Dial M for Murdoch uncovers the inner workings of one of the most powerful companies in the world: how it came to exert a poisonous, secretive influence on public life in Britain, how it used its huge power to bully, intimidate and cover up, and how its exposure has changed the way we look at our politicians, our police service and our press. Rupert Murdoch’s newspapers had been hacking phones and casually destroying people’s lives for years, but it was only after a trivial report about Prince William’s knee in 2005 that detectives stumbled on a criminal conspiracy.

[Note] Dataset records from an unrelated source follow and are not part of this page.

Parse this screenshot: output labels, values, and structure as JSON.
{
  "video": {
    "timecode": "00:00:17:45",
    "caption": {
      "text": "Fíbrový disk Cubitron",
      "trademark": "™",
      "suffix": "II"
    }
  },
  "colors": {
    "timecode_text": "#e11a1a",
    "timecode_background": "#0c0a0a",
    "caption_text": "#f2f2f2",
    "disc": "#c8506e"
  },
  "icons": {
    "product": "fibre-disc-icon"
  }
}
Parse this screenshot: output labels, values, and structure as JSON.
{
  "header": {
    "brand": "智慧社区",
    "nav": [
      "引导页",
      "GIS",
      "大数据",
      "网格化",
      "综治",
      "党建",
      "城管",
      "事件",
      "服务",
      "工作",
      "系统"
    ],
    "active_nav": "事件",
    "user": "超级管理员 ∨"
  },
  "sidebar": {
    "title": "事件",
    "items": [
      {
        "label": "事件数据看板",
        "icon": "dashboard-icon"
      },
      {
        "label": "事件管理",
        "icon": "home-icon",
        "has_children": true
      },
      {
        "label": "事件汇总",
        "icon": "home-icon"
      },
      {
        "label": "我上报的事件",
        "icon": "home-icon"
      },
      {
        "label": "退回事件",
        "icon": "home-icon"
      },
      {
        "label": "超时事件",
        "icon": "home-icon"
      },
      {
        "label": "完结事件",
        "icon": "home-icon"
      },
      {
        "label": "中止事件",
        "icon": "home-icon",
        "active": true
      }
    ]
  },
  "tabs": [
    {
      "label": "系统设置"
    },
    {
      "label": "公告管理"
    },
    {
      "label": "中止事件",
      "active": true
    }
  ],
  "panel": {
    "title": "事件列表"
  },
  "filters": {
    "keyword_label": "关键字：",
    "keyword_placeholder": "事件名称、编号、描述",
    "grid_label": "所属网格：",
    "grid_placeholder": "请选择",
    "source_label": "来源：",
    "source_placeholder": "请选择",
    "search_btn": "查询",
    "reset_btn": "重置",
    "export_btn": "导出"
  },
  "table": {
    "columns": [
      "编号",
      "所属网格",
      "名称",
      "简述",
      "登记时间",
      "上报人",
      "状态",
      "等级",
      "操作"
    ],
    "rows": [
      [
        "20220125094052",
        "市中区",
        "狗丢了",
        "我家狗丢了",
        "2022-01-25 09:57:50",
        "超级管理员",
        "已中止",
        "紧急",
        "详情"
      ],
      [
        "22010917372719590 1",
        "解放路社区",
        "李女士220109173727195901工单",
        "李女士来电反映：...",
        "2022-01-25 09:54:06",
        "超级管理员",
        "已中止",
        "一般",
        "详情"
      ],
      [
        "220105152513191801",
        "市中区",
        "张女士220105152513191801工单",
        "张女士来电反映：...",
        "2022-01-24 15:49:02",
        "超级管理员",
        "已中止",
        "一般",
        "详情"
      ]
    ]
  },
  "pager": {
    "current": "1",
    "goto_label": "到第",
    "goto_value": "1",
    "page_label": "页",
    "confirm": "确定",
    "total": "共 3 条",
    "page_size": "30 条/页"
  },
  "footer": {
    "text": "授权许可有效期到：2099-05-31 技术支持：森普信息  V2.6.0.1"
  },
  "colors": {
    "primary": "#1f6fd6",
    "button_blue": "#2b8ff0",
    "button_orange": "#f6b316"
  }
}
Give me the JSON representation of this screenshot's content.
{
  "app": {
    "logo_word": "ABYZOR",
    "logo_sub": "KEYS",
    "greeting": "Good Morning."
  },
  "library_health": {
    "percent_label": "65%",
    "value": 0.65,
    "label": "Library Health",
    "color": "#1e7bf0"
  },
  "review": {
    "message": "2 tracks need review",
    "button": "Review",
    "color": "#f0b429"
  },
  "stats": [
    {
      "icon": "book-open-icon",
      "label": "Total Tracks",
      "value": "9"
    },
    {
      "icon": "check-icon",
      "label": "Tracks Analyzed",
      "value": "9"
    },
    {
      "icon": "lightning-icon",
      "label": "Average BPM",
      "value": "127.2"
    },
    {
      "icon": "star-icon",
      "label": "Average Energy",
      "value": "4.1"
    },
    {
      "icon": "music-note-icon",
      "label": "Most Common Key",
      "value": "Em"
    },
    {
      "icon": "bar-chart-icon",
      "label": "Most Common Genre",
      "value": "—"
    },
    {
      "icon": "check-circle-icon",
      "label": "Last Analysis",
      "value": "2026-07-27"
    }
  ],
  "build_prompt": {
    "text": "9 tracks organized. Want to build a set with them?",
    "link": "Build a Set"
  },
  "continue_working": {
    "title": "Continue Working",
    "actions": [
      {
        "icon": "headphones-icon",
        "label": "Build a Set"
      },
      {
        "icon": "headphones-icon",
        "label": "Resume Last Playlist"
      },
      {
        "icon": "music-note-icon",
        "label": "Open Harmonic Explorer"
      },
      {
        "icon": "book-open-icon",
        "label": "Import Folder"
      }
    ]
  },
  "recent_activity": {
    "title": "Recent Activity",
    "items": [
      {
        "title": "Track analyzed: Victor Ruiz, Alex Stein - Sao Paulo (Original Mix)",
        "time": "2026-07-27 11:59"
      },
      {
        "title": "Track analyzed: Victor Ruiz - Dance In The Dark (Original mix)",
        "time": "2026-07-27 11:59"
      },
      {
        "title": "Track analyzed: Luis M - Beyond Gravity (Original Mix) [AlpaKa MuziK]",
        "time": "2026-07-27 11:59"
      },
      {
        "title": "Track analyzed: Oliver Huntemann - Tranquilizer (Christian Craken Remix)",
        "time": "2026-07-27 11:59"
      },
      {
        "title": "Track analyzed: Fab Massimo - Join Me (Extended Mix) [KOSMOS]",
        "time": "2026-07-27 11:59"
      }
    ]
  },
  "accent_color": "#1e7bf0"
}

A five-year cover-up then concealed and muddied the truth. Dial M for Murdoch gives the first connected account of the extraordinary lengths to which the Murdochs’ News Corporation went to “put the problem in a box” (in James Murdoch’s words), how its efforts to maintain and extend its power were aided by its political and police friends, and how it was finally exposed. The book details the smears and threats against politicians, journalists and lawyers. It reveals the existence of brave insiders who pointed those pursuing the investigation towards pieces of secret information that cracked open the case. By contrast, many of the main players in the book are unsavory, but by the end of it you have a clear idea of what they did. Seeing the story whole, as it is presented here for the first time, allows the character of the organisation which it portrays to emerge unmistakably. You will hardly believe it.